Problem: Managing TypeScript Dependencies

Managing dependencies in a TypeScript project can be challenging, as different libraries and packages may have different versions and compatibility requirements. This can lead to conflicts and errors when attempting to use multiple libraries that have incompatible dependencies.


To resolve dependency management issues in a TypeScript project, it is recommended to make use of a package manager such as npm or yarn. These tools provide automated dependency management, and can help to prevent conflicts and errors when using multiple libraries and packages. Additionally, it is important to keep dependencies up-to-date, as newer versions may resolve compatibility issues and improve the overall stability of the project.

A brief introduction to Microsoft TypeScript

Microsoft TypeScript is a statically-typed, open-source programming language that builds on JavaScript.
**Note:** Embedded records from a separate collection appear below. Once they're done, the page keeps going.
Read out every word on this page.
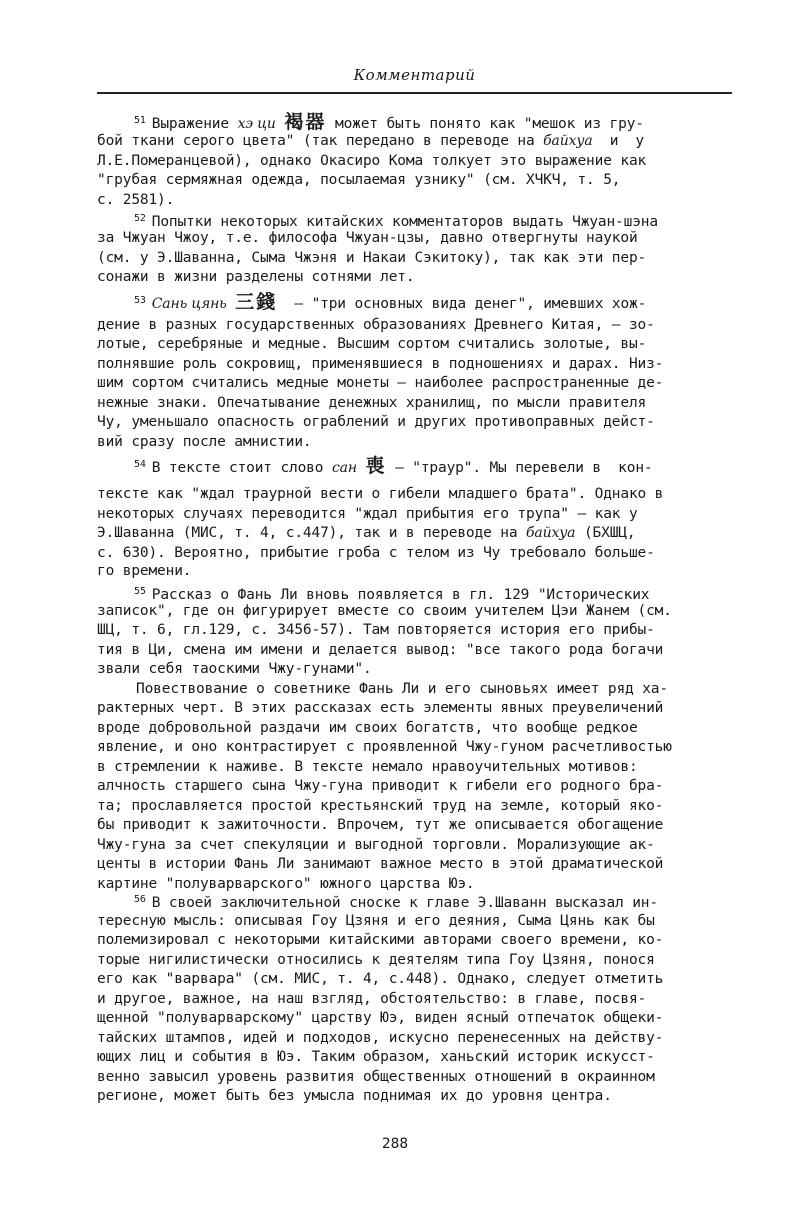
Комментарий
$^{51}$ Выражение хэ ци 褐器 может быть понято как "мешок из гру-
бой ткани серого цвета" (так передано в переводе на байхуа  и  у
Л.Е.Померанцевой), однако Окасиро Кома толкует это выражение как
"грубая сермяжная одежда, посылаемая узнику" (см. ХЧКЧ, т. 5,
с. 2581).
$^{52}$ Попытки некоторых китайских комментаторов выдать Чжуан-шэна
за Чжуан Чжоу, т.е. философа Чжуан-цзы, давно отвергнуты наукой
(см. у Э.Шаванна, Сыма Чжэня и Накаи Сэкитоку), так как эти пер-
сонажи в жизни разделены сотнями лет.
$^{53}$ Сань цянь 三錢  — "три основных вида денег", имевших хож-
дение в разных государственных образованиях Древнего Китая, — зо-
лотые, серебряные и медные. Высшим сортом считались золотые, вы-
полнявшие роль сокровищ, применявшиеся в подношениях и дарах. Низ-
шим сортом считались медные монеты — наиболее распространенные де-
нежные знаки. Опечатывание денежных хранилищ, по мысли правителя
Чу, уменьшало опасность ограблений и других противоправных дейст-
вий сразу после амнистии.
$^{54}$ В тексте стоит слово сан 喪 — "траур". Мы перевели в  кон-
тексте как "ждал траурной вести о гибели младшего брата". Однако в
некоторых случаях переводится "ждал прибытия его трупа" — как у
Э.Шаванна (МИС, т. 4, с.447), так и в переводе на байхуа (БХШЦ,
с. 630). Вероятно, прибытие гроба с телом из Чу требовало больше-
го времени.
$^{55}$ Рассказ о Фань Ли вновь появляется в гл. 129 "Исторических
записок", где он фигурирует вместе со своим учителем Цэи Жанем (см.
ШЦ, т. 6, гл.129, с. 3456-57). Там повторяется история его прибы-
тия в Ци, смена им имени и делается вывод: "все такого рода богачи
звали себя таоскими Чжу-гунами".
Повествование о советнике Фань Ли и его сыновьях имеет ряд ха-
рактерных черт. В этих рассказах есть элементы явных преувеличений
вроде добровольной раздачи им своих богатств, что вообще редкое
явление, и оно контрастирует с проявленной Чжу-гуном расчетливостью
в стремлении к наживе. В тексте немало нравоучительных мотивов:
алчность старшего сына Чжу-гуна приводит к гибели его родного бра-
та; прославляется простой крестьянский труд на земле, который яко-
бы приводит к зажиточности. Впрочем, тут же описывается обогащение
Чжу-гуна за счет спекуляции и выгодной торговли. Морализующие ак-
центы в истории Фань Ли занимают важное место в этой драматической
картине "полуварварского" южного царства Юэ.
$^{56}$ В своей заключительной сноске к главе Э.Шаванн высказал ин-
тересную мысль: описывая Гоу Цзяня и его деяния, Сыма Цянь как бы
полемизировал с некоторыми китайскими авторами своего времени, ко-
торые нигилистически относились к деятелям типа Гоу Цзяня, понося
его как "варвара" (см. МИС, т. 4, с.448). Однако, следует отметить
и другое, важное, на наш взгляд, обстоятельство: в главе, посвя-
щенной "полуварварскому" царству Юэ, виден ясный отпечаток общеки-
тайских штампов, идей и подходов, искусно перенесенных на действу-
ющих лиц и события в Юэ. Таким образом, ханьский историк искусст-
венно завысил уровень развития общественных отношений в окраинном
регионе, может быть без умысла поднимая их до уровня центра.
288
It is designed to provide optional type safety, improved tooling, and enhanced scalability to JavaScript code. TypeScript offers a language structure that is familiar to JavaScript developers, but with the added benefits of static type checking and enhanced tooling support.
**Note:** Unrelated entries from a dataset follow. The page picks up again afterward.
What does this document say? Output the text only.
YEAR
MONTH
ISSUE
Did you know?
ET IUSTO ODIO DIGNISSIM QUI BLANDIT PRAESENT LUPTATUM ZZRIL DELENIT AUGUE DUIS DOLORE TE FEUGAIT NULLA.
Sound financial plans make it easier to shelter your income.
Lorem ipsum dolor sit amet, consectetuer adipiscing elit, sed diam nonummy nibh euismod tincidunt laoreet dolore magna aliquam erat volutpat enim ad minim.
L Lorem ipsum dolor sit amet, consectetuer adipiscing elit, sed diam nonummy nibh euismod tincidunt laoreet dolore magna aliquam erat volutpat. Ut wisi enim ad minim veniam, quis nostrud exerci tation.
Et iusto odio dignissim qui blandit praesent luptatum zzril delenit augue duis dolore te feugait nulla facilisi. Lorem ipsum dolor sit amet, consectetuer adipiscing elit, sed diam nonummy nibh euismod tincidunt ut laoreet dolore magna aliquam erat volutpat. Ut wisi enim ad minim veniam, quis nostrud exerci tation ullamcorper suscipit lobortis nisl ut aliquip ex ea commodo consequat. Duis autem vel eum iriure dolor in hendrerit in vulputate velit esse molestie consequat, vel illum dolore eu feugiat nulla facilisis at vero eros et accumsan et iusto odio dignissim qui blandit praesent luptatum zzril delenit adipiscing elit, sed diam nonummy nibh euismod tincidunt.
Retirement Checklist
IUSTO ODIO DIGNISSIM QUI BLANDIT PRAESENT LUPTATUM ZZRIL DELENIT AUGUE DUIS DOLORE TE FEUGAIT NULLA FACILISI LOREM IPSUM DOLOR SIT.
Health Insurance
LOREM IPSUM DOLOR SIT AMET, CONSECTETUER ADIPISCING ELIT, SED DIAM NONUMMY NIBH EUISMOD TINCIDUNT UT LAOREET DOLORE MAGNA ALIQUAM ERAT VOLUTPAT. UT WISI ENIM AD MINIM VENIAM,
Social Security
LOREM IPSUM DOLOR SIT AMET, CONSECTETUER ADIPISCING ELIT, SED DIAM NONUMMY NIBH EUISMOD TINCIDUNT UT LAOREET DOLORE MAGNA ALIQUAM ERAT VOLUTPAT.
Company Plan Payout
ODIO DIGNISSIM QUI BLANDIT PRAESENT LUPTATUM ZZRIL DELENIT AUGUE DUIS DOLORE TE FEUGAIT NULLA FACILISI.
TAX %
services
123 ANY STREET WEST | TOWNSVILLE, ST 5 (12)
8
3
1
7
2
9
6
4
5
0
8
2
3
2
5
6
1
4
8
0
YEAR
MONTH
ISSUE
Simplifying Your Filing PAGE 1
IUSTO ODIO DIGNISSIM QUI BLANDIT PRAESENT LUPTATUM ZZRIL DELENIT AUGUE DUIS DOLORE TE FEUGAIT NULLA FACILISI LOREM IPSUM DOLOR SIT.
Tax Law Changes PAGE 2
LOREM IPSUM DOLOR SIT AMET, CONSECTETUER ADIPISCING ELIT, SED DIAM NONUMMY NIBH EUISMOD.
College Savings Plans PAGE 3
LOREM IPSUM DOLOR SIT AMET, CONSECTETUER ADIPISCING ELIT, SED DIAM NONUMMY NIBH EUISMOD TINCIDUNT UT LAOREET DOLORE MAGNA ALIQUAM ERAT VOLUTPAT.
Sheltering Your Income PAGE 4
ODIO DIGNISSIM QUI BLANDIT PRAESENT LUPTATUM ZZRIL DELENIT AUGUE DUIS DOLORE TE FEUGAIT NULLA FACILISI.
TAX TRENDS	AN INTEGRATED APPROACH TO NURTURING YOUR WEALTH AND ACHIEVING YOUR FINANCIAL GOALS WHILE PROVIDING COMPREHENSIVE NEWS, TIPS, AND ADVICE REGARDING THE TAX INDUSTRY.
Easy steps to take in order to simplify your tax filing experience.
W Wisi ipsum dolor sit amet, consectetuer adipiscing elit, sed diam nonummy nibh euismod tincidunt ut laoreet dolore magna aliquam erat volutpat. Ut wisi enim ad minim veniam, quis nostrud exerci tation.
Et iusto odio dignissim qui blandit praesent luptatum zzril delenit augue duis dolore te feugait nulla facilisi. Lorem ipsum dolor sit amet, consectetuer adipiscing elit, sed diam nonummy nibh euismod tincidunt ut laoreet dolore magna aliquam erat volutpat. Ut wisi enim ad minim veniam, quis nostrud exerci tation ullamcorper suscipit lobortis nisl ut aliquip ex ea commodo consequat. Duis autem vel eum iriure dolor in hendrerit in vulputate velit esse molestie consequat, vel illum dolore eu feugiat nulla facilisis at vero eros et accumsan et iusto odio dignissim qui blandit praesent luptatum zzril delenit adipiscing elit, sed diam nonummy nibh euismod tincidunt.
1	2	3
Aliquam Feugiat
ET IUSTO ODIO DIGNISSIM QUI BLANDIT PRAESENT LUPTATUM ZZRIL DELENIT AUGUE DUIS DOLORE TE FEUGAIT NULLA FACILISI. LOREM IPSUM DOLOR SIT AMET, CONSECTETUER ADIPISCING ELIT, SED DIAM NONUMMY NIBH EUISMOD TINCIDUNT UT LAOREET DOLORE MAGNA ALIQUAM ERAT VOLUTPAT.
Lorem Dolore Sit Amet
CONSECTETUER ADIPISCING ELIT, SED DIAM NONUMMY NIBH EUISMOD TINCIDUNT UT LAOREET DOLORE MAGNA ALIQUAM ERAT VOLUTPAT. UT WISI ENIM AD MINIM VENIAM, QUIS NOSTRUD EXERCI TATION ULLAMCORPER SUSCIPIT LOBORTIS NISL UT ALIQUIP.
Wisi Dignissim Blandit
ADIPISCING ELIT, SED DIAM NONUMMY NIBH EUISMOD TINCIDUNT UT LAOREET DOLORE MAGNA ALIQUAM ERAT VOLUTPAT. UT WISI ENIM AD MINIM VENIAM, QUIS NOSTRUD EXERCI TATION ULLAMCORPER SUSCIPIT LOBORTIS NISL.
TypeScript is designed to be compatible with existing JavaScript code and integrates seamlessly into many popular development environments and build tools. The language offers features such as class and interface definitions, type inference, and advanced type checking, making it easier for developers to write robust, maintainable code. TypeScript also includes a transpiler that can convert TypeScript code into equivalent JavaScript code, allowing developers to write TypeScript code that can run in any environment that supports JavaScript.

Most popular use cases for Microsoft TypeScript

  1. Large-scale web application development: TypeScript is well-suited for developing large-scale web applications, as it provides developers with the ability to write scalable, maintainable code. With its optional type checking, developers can catch type-related errors at compile time, making it easier to catch bugs and reduce the time spent debugging code. Additionally, TypeScript’s compatibility with existing JavaScript code allows developers to gradually adopt the language in their existing codebases, making it easier to transition to a statically-typed codebase.
class User {
    name: string;
    email: string;

    constructor(name: string, email: string) {
        this.name = name;
        this.email = email;

const user = new User("John Doe", "johndoe@example.com");
  1. Improved tooling support: TypeScript integrates well with modern development environments and build tools, making it easier for developers to write, manage, and maintain code. With TypeScript’s enhanced tooling support, developers can benefit from features such as code completion, refactoring, and debugging, which can help to increase developer productivity and reduce the time spent on manual code management tasks.
  2. Interoperability with JavaScript libraries: TypeScript is designed to be compatible with existing JavaScript code, making it easy for developers to integrate TypeScript with existing JavaScript libraries and codebases. Additionally, TypeScript provides a way to define type information for JavaScript libraries, making it easier to write TypeScript code that interacts with existing JavaScript libraries in a type-safe manner. This can help to reduce the time spent debugging and improve the overall stability of code.